Matthew Richardson

The best of Swift?

Graham Swift’s new novel, Wish You Were Here, has been met with mixed reviews. His literary credentials are never in question. But does his latest offering show him at his best?

Writing in the latest issue of the Spectator, Anthony Cummins terms this a ‘state of the nation novel’, but one which fails to capture the nation. ‘Wish You Were Here seems more fatalistic than political: a howl not an argument.’ There are structural difficulties too: Swift’s use of multiple narrators dilutes the already thin central character. Also, Swift’s attempt to link agriculture and war is too neat, inspiring some rather strained metaphors about those who die as cattle. But, Swift is very gifted and there are ‘blurry passages of brilliant writing’.   
 
Jane Shilling, in the Telegraph, admits Swift is a ‘meticulous craftsman’ and that there is ‘elegance’ in the novel’s ‘construction’. But it is the subject matter that irks her: ‘Farmers are not notoriously voluble, and Jack Luxton’s exposition of the traumas of his past unfolds in the affectless monotone of extreme trauma’. So, though the ‘cumulative effect is…quite moving’, there are ‘lengthy passages where some frivolous-minded readers may catch a faint whiff of the lurid agricultural misfortunes of Cold Comfort Farm.’
 
In the Observer, Benjamin Markovits praises Swift for his ‘terrific set-pieces’ and contrasts the work with Swift’s previous novel, Last Orders. For Markovits, the latter captures the ‘original banter of a certain class of people’ whereas Wish You Were Here contains ‘very little banter’ and, perhaps consequently, is also ‘less funny, and a little less vivid, too.’ Jack too is ‘relentlessly limited’ and the plot is shaky with the ‘marital spat’ seeming ‘…more like a device than a fight.’
 
Susan Elkin, in The Independent on Sunday, also praises the set-piece events, the repatriation scene being ‘beautifully evoked and totally convincing’. This is backed up by the ‘perceptively plausible’ characterization. However, the third-person style grates (Benjamin Markovits voices a similar complaint at the end of his piece): ‘It is his first novel written in the third person, and he is not (yet?) comfortable with it.’ She also laments the lack of rigorous editing, arguing that the novel ‘would have been even better’ if a few of the ‘digressions’ had been trimmed.
 
Finally, outside the parameters of Fleet Street, opinion has been similarly mixed.
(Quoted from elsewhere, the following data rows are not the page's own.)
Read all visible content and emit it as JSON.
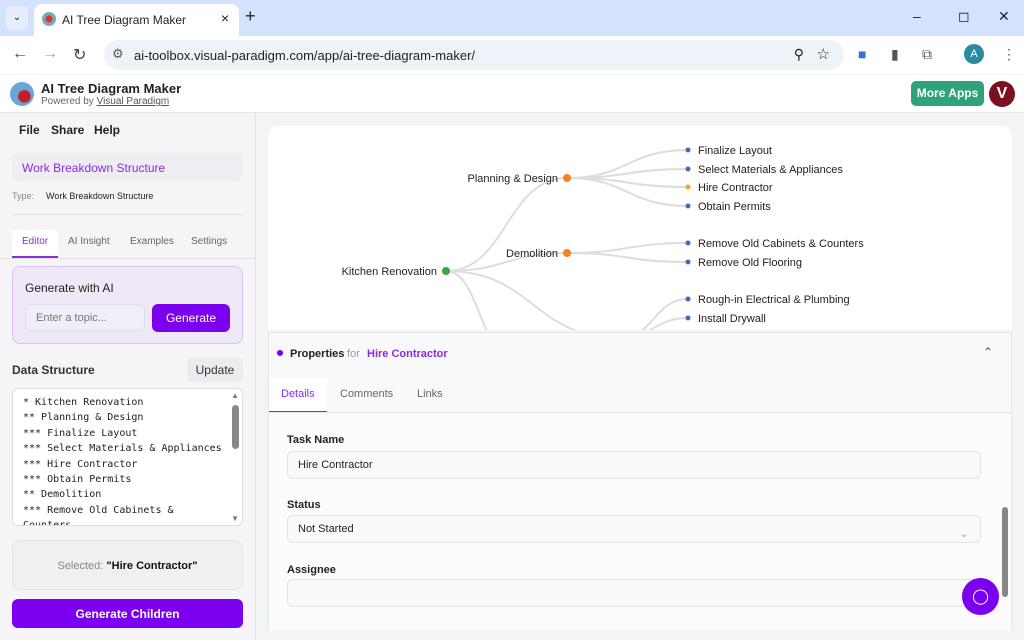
{
  "browser": {
    "tab_title": "AI Tree Diagram Maker",
    "url": "ai-toolbox.visual-paradigm.com/app/ai-tree-diagram-maker/",
    "profile_initial": "A"
  },
  "app": {
    "title": "AI Tree Diagram Maker",
    "powered_prefix": "Powered by",
    "powered_link": "Visual Paradigm",
    "more_apps": "More Apps",
    "user_initial": "V",
    "accent": "#7b00f0",
    "more_apps_color": "#2ea37a"
  },
  "sidebar": {
    "menu": [
      "File",
      "Share",
      "Help"
    ],
    "diagram_name": "Work Breakdown Structure",
    "type_label": "Type:",
    "type_value": "Work Breakdown Structure",
    "tabs": [
      "Editor",
      "AI Insight",
      "Examples",
      "Settings"
    ],
    "active_tab": "Editor",
    "generate": {
      "heading": "Generate with AI",
      "placeholder": "Enter a topic...",
      "button": "Generate"
    },
    "data_structure": {
      "label": "Data Structure",
      "update": "Update",
      "text": "* Kitchen Renovation\n** Planning & Design\n*** Finalize Layout\n*** Select Materials & Appliances\n*** Hire Contractor\n*** Obtain Permits\n** Demolition\n*** Remove Old Cabinets &\nCounters"
    },
    "selected_label": "Selected:",
    "selected_value": "\"Hire Contractor\"",
    "generate_children": "Generate Children"
  },
  "diagram": {
    "root": "Kitchen Renovation",
    "branches": [
      {
        "label": "Planning & Design",
        "children": [
          "Finalize Layout",
          "Select Materials & Appliances",
          "Hire Contractor",
          "Obtain Permits"
        ]
      },
      {
        "label": "Demolition",
        "children": [
          "Remove Old Cabinets & Counters",
          "Remove Old Flooring"
        ]
      },
      {
        "label": "",
        "children": [
          "Rough-in Electrical & Plumbing",
          "Install Drywall"
        ]
      }
    ],
    "selected": "Hire Contractor",
    "colors": {
      "root": "#3aa63a",
      "branch": "#f5821f",
      "leaf": "#3b6fb6",
      "selected": "#f5a623",
      "edge": "#dddddd"
    }
  },
  "properties": {
    "heading": "Properties",
    "for": "for",
    "selected": "Hire Contractor",
    "tabs": [
      "Details",
      "Comments",
      "Links"
    ],
    "active_tab": "Details",
    "fields": {
      "task_name_label": "Task Name",
      "task_name_value": "Hire Contractor",
      "status_label": "Status",
      "status_value": "Not Started",
      "assignee_label": "Assignee",
      "assignee_value": ""
    }
  }
}
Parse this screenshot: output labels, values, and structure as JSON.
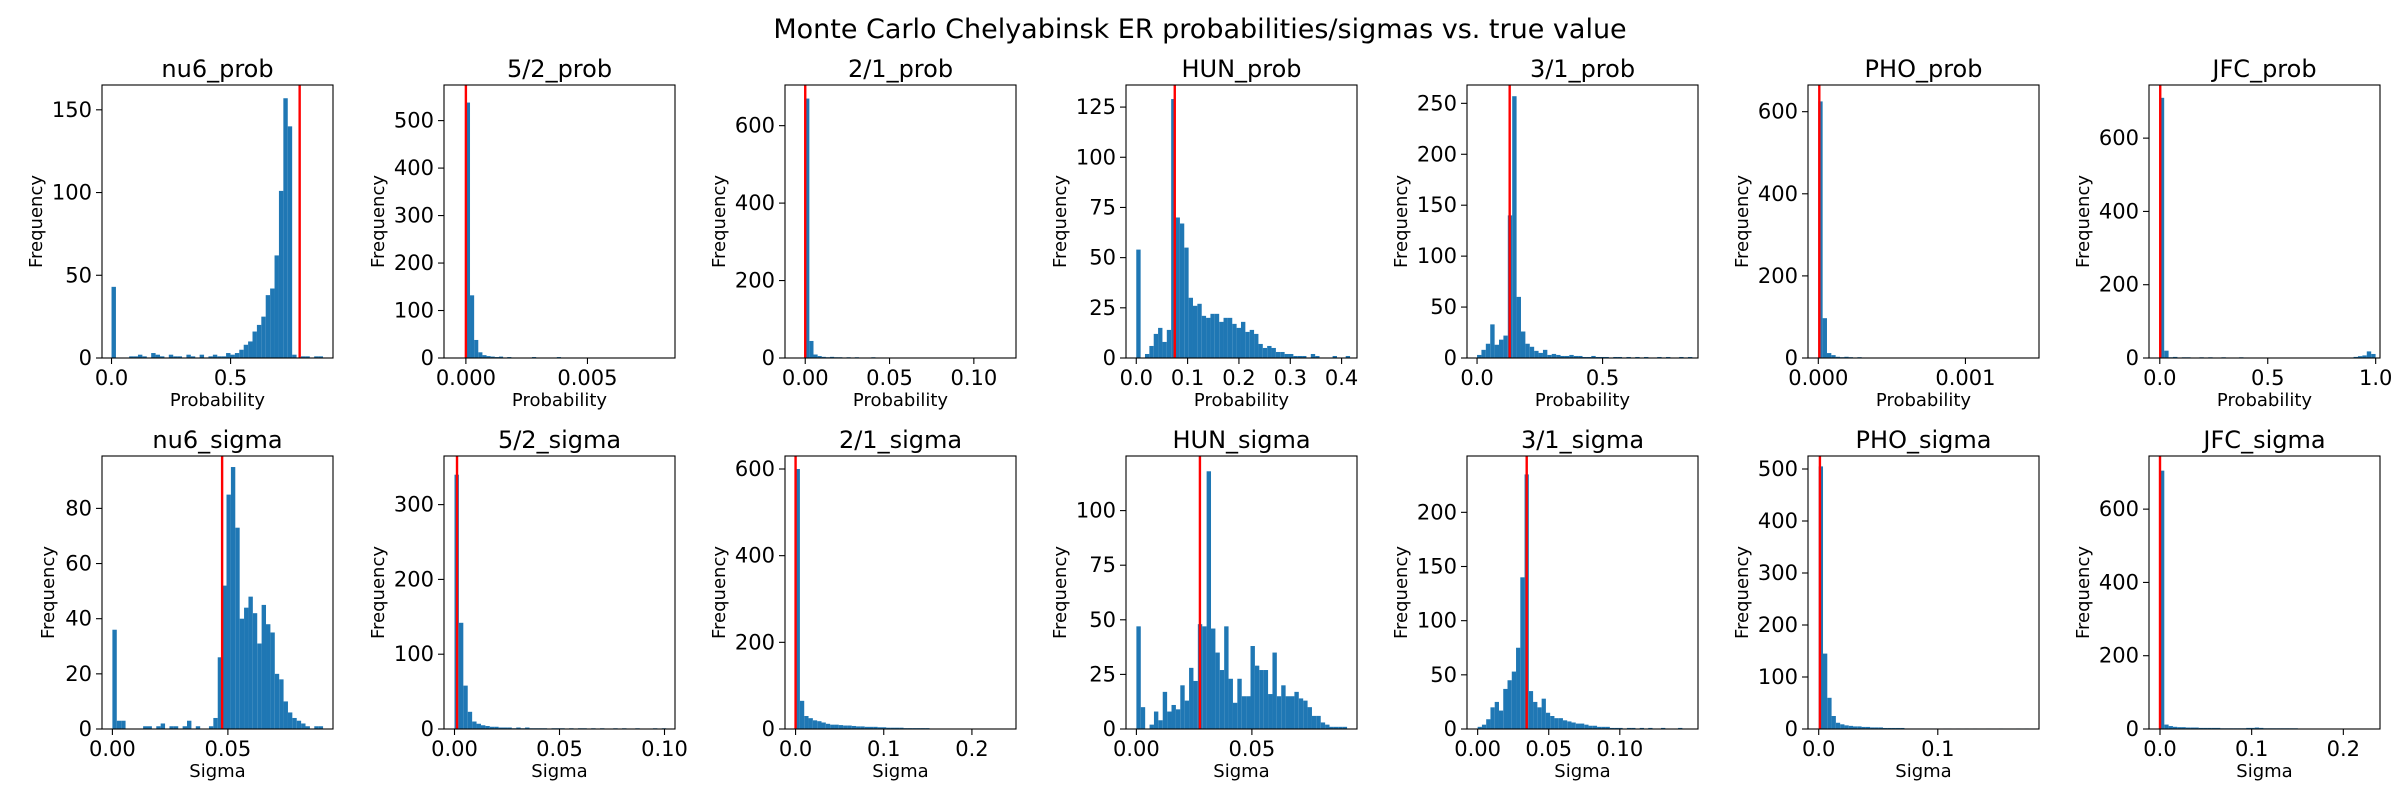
{
  "figure": {
    "title": "Monte Carlo Chelyabinsk ER probabilities/sigmas vs. true value"
  },
  "style": {
    "bar_color": "#1f77b4",
    "truth_line_color": "#ff0000"
  },
  "chart_data": [
    {
      "type": "bar",
      "title": "nu6_prob",
      "xlabel": "Probability",
      "ylabel": "Frequency",
      "xlim": [
        -0.04,
        0.93
      ],
      "ylim": [
        0,
        165
      ],
      "xticks": [
        0.0,
        0.5
      ],
      "yticks": [
        0,
        50,
        100,
        150
      ],
      "true_value": 0.79,
      "bin_start": 0.0,
      "bin_width": 0.0185,
      "counts": [
        43,
        0,
        0,
        0,
        1,
        1,
        2,
        1,
        0,
        3,
        2,
        1,
        0,
        2,
        1,
        1,
        0,
        2,
        1,
        0,
        2,
        0,
        1,
        2,
        1,
        1,
        3,
        2,
        3,
        5,
        8,
        10,
        16,
        20,
        25,
        38,
        42,
        62,
        101,
        157,
        140,
        2,
        0,
        1,
        1,
        0,
        1,
        1
      ]
    },
    {
      "type": "bar",
      "title": "5/2_prob",
      "xlabel": "Probability",
      "ylabel": "Frequency",
      "xlim": [
        -0.0009,
        0.0086
      ],
      "ylim": [
        0,
        575
      ],
      "xticks": [
        0.0,
        0.005
      ],
      "yticks": [
        0,
        100,
        200,
        300,
        400,
        500
      ],
      "true_value": 0.0,
      "bin_start": 0.0,
      "bin_width": 0.00017,
      "counts": [
        538,
        132,
        38,
        12,
        6,
        4,
        3,
        2,
        3,
        1,
        2,
        1,
        1,
        0,
        1,
        1,
        2,
        1,
        0,
        1,
        1,
        0,
        2,
        1,
        0,
        1,
        1,
        0,
        1,
        0,
        1,
        1,
        0,
        1,
        1,
        0,
        0,
        1,
        0,
        1,
        0,
        0,
        1,
        0,
        0,
        1,
        0,
        0,
        1
      ]
    },
    {
      "type": "bar",
      "title": "2/1_prob",
      "xlabel": "Probability",
      "ylabel": "Frequency",
      "xlim": [
        -0.012,
        0.125
      ],
      "ylim": [
        0,
        705
      ],
      "xticks": [
        0.0,
        0.05,
        0.1
      ],
      "yticks": [
        0,
        200,
        400,
        600
      ],
      "true_value": 0.0,
      "bin_start": 0.0,
      "bin_width": 0.00245,
      "counts": [
        670,
        44,
        9,
        5,
        3,
        2,
        3,
        2,
        2,
        1,
        2,
        1,
        2,
        1,
        1,
        1,
        2,
        1,
        0,
        1,
        1,
        1,
        0,
        1,
        1,
        1,
        0,
        1,
        1,
        0,
        1,
        0,
        1,
        1,
        0,
        0,
        1,
        0,
        1,
        0,
        0,
        1,
        0,
        0,
        1,
        0,
        0,
        0,
        1
      ]
    },
    {
      "type": "bar",
      "title": "HUN_prob",
      "xlabel": "Probability",
      "ylabel": "Frequency",
      "xlim": [
        -0.02,
        0.43
      ],
      "ylim": [
        0,
        136
      ],
      "xticks": [
        0.0,
        0.1,
        0.2,
        0.3,
        0.4
      ],
      "yticks": [
        0,
        25,
        50,
        75,
        100,
        125
      ],
      "true_value": 0.075,
      "bin_start": 0.0,
      "bin_width": 0.0085,
      "counts": [
        54,
        0,
        2,
        6,
        12,
        15,
        8,
        14,
        129,
        70,
        67,
        55,
        30,
        26,
        27,
        21,
        20,
        22,
        22,
        18,
        20,
        20,
        17,
        15,
        18,
        13,
        14,
        12,
        7,
        5,
        6,
        5,
        3,
        3,
        2,
        2,
        1,
        1,
        1,
        0,
        2,
        1,
        0,
        0,
        0,
        1,
        0,
        0,
        1
      ]
    },
    {
      "type": "bar",
      "title": "3/1_prob",
      "xlabel": "Probability",
      "ylabel": "Frequency",
      "xlim": [
        -0.04,
        0.88
      ],
      "ylim": [
        0,
        268
      ],
      "xticks": [
        0.0,
        0.5
      ],
      "yticks": [
        0,
        50,
        100,
        150,
        200,
        250
      ],
      "true_value": 0.13,
      "bin_start": 0.0,
      "bin_width": 0.0175,
      "counts": [
        3,
        8,
        14,
        33,
        13,
        18,
        22,
        140,
        257,
        60,
        26,
        14,
        11,
        7,
        5,
        8,
        3,
        4,
        3,
        2,
        2,
        3,
        2,
        2,
        1,
        1,
        2,
        1,
        1,
        1,
        0,
        1,
        1,
        0,
        1,
        0,
        1,
        0,
        1,
        0,
        0,
        1,
        0,
        1,
        0,
        0,
        1,
        0,
        1
      ]
    },
    {
      "type": "bar",
      "title": "PHO_prob",
      "xlabel": "Probability",
      "ylabel": "Frequency",
      "xlim": [
        -7e-05,
        0.0015
      ],
      "ylim": [
        0,
        665
      ],
      "xticks": [
        0.0,
        0.001
      ],
      "yticks": [
        0,
        200,
        400,
        600
      ],
      "true_value": 6.8e-06,
      "bin_start": 0.0,
      "bin_width": 2.95e-05,
      "counts": [
        625,
        97,
        12,
        7,
        3,
        2,
        3,
        2,
        1,
        2,
        1,
        1,
        0,
        1,
        1,
        0,
        1,
        0,
        0,
        1,
        0,
        0,
        1,
        0,
        0,
        1,
        0,
        0,
        0,
        1,
        0,
        0,
        1,
        0,
        0,
        0,
        1,
        0,
        0,
        0,
        1,
        0,
        0,
        0,
        0,
        0,
        0,
        0,
        1
      ]
    },
    {
      "type": "bar",
      "title": "JFC_prob",
      "xlabel": "Probability",
      "ylabel": "Frequency",
      "xlim": [
        -0.05,
        1.02
      ],
      "ylim": [
        0,
        745
      ],
      "xticks": [
        0.0,
        0.5,
        1.0
      ],
      "yticks": [
        0,
        200,
        400,
        600
      ],
      "true_value": 0.002,
      "bin_start": 0.0,
      "bin_width": 0.0204,
      "counts": [
        710,
        20,
        2,
        3,
        1,
        2,
        2,
        1,
        1,
        2,
        1,
        2,
        1,
        1,
        2,
        1,
        1,
        1,
        2,
        1,
        1,
        1,
        0,
        1,
        1,
        1,
        1,
        1,
        0,
        1,
        1,
        0,
        1,
        1,
        0,
        1,
        1,
        0,
        1,
        1,
        0,
        1,
        1,
        1,
        3,
        5,
        7,
        18,
        11
      ]
    },
    {
      "type": "bar",
      "title": "nu6_sigma",
      "xlabel": "Sigma",
      "ylabel": "Frequency",
      "xlim": [
        -0.0045,
        0.0955
      ],
      "ylim": [
        0,
        99
      ],
      "xticks": [
        0.0,
        0.05
      ],
      "yticks": [
        0,
        20,
        40,
        60,
        80
      ],
      "true_value": 0.0475,
      "bin_start": 0.0,
      "bin_width": 0.0019,
      "counts": [
        36,
        3,
        3,
        0,
        0,
        0,
        0,
        1,
        1,
        0,
        1,
        2,
        0,
        1,
        1,
        0,
        1,
        3,
        0,
        1,
        0,
        0,
        1,
        4,
        26,
        52,
        85,
        95,
        73,
        40,
        44,
        48,
        42,
        31,
        45,
        38,
        35,
        20,
        18,
        10,
        6,
        4,
        3,
        2,
        1,
        0,
        1,
        1
      ]
    },
    {
      "type": "bar",
      "title": "5/2_sigma",
      "xlabel": "Sigma",
      "ylabel": "Frequency",
      "xlim": [
        -0.005,
        0.105
      ],
      "ylim": [
        0,
        365
      ],
      "xticks": [
        0.0,
        0.05,
        0.1
      ],
      "yticks": [
        0,
        100,
        200,
        300
      ],
      "true_value": 0.0012,
      "bin_start": 0.0,
      "bin_width": 0.0021,
      "counts": [
        340,
        142,
        58,
        23,
        10,
        7,
        5,
        4,
        3,
        3,
        2,
        2,
        2,
        1,
        2,
        1,
        2,
        1,
        1,
        1,
        1,
        0,
        1,
        1,
        1,
        0,
        1,
        0,
        1,
        1,
        0,
        1,
        0,
        1,
        0,
        0,
        1,
        0,
        1,
        0,
        0,
        1,
        0,
        0,
        0,
        1,
        0,
        1
      ]
    },
    {
      "type": "bar",
      "title": "2/1_sigma",
      "xlabel": "Sigma",
      "ylabel": "Frequency",
      "xlim": [
        -0.012,
        0.25
      ],
      "ylim": [
        0,
        630
      ],
      "xticks": [
        0.0,
        0.1,
        0.2
      ],
      "yticks": [
        0,
        200,
        400,
        600
      ],
      "true_value": 0.0,
      "bin_start": 0.0,
      "bin_width": 0.0049,
      "counts": [
        600,
        65,
        30,
        25,
        20,
        18,
        15,
        12,
        10,
        10,
        9,
        8,
        8,
        7,
        6,
        6,
        5,
        5,
        5,
        4,
        4,
        3,
        3,
        3,
        3,
        2,
        2,
        2,
        2,
        2,
        2,
        1,
        1,
        1,
        1,
        1,
        1,
        1,
        1,
        1,
        0,
        1,
        0,
        1,
        0,
        1,
        0,
        1,
        1
      ]
    },
    {
      "type": "bar",
      "title": "HUN_sigma",
      "xlabel": "Sigma",
      "ylabel": "Frequency",
      "xlim": [
        -0.0045,
        0.0955
      ],
      "ylim": [
        0,
        125
      ],
      "xticks": [
        0.0,
        0.05
      ],
      "yticks": [
        0,
        25,
        50,
        75,
        100
      ],
      "true_value": 0.0275,
      "bin_start": 0.0,
      "bin_width": 0.0019,
      "counts": [
        47,
        10,
        0,
        2,
        8,
        4,
        17,
        8,
        11,
        9,
        20,
        13,
        28,
        22,
        48,
        47,
        118,
        46,
        35,
        27,
        47,
        23,
        12,
        23,
        15,
        15,
        38,
        29,
        27,
        27,
        16,
        35,
        15,
        20,
        15,
        15,
        17,
        14,
        13,
        10,
        6,
        6,
        3,
        2,
        1,
        1,
        1,
        1
      ]
    },
    {
      "type": "bar",
      "title": "3/1_sigma",
      "xlabel": "Sigma",
      "ylabel": "Frequency",
      "xlim": [
        -0.0075,
        0.155
      ],
      "ylim": [
        0,
        252
      ],
      "xticks": [
        0.0,
        0.05,
        0.1
      ],
      "yticks": [
        0,
        50,
        100,
        150,
        200
      ],
      "true_value": 0.0345,
      "bin_start": 0.0,
      "bin_width": 0.003,
      "counts": [
        2,
        4,
        9,
        20,
        25,
        17,
        37,
        45,
        53,
        75,
        140,
        235,
        35,
        25,
        20,
        28,
        15,
        12,
        10,
        10,
        8,
        7,
        6,
        5,
        5,
        4,
        3,
        3,
        2,
        2,
        2,
        1,
        1,
        1,
        0,
        1,
        1,
        0,
        1,
        0,
        1,
        0,
        0,
        1,
        0,
        0,
        0,
        1
      ]
    },
    {
      "type": "bar",
      "title": "PHO_sigma",
      "xlabel": "Sigma",
      "ylabel": "Frequency",
      "xlim": [
        -0.009,
        0.185
      ],
      "ylim": [
        0,
        525
      ],
      "xticks": [
        0.0,
        0.1
      ],
      "yticks": [
        0,
        100,
        200,
        300,
        400,
        500
      ],
      "true_value": 0.001,
      "bin_start": 0.0,
      "bin_width": 0.0036,
      "counts": [
        505,
        145,
        60,
        25,
        12,
        9,
        7,
        6,
        5,
        5,
        4,
        4,
        3,
        3,
        3,
        2,
        2,
        2,
        2,
        2,
        1,
        1,
        1,
        1,
        1,
        1,
        1,
        1,
        0,
        1,
        1,
        0,
        1,
        0,
        1,
        0,
        1,
        0,
        0,
        1,
        0,
        0,
        1,
        0,
        0,
        0,
        1,
        0,
        1
      ]
    },
    {
      "type": "bar",
      "title": "JFC_sigma",
      "xlabel": "Sigma",
      "ylabel": "Frequency",
      "xlim": [
        -0.012,
        0.24
      ],
      "ylim": [
        0,
        745
      ],
      "xticks": [
        0.0,
        0.1,
        0.2
      ],
      "yticks": [
        0,
        200,
        400,
        600
      ],
      "true_value": 0.0,
      "bin_start": 0.0,
      "bin_width": 0.0047,
      "counts": [
        705,
        12,
        8,
        6,
        5,
        5,
        4,
        4,
        4,
        3,
        3,
        3,
        3,
        3,
        2,
        2,
        2,
        2,
        2,
        2,
        3,
        3,
        4,
        3,
        2,
        2,
        2,
        2,
        2,
        2,
        2,
        2,
        1,
        1,
        1,
        1,
        1,
        1,
        1,
        1,
        1,
        1,
        1,
        1,
        1,
        1,
        1,
        1
      ]
    }
  ]
}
Amazon reviewer P.G. Harris applauds the novel as ‘a truly excellent piece of writing’ though wonders if Swift is not ‘laying the misery on a bit thick’. Bacchus notes an ‘elegiac quality’ to the work though admits that the subject matter often leads to ‘grim reading’. Shennagh Pugh, meanwhile, finds ‘the pace achingly slow’ in addition to the ‘whole thing’ being ‘too constructed’.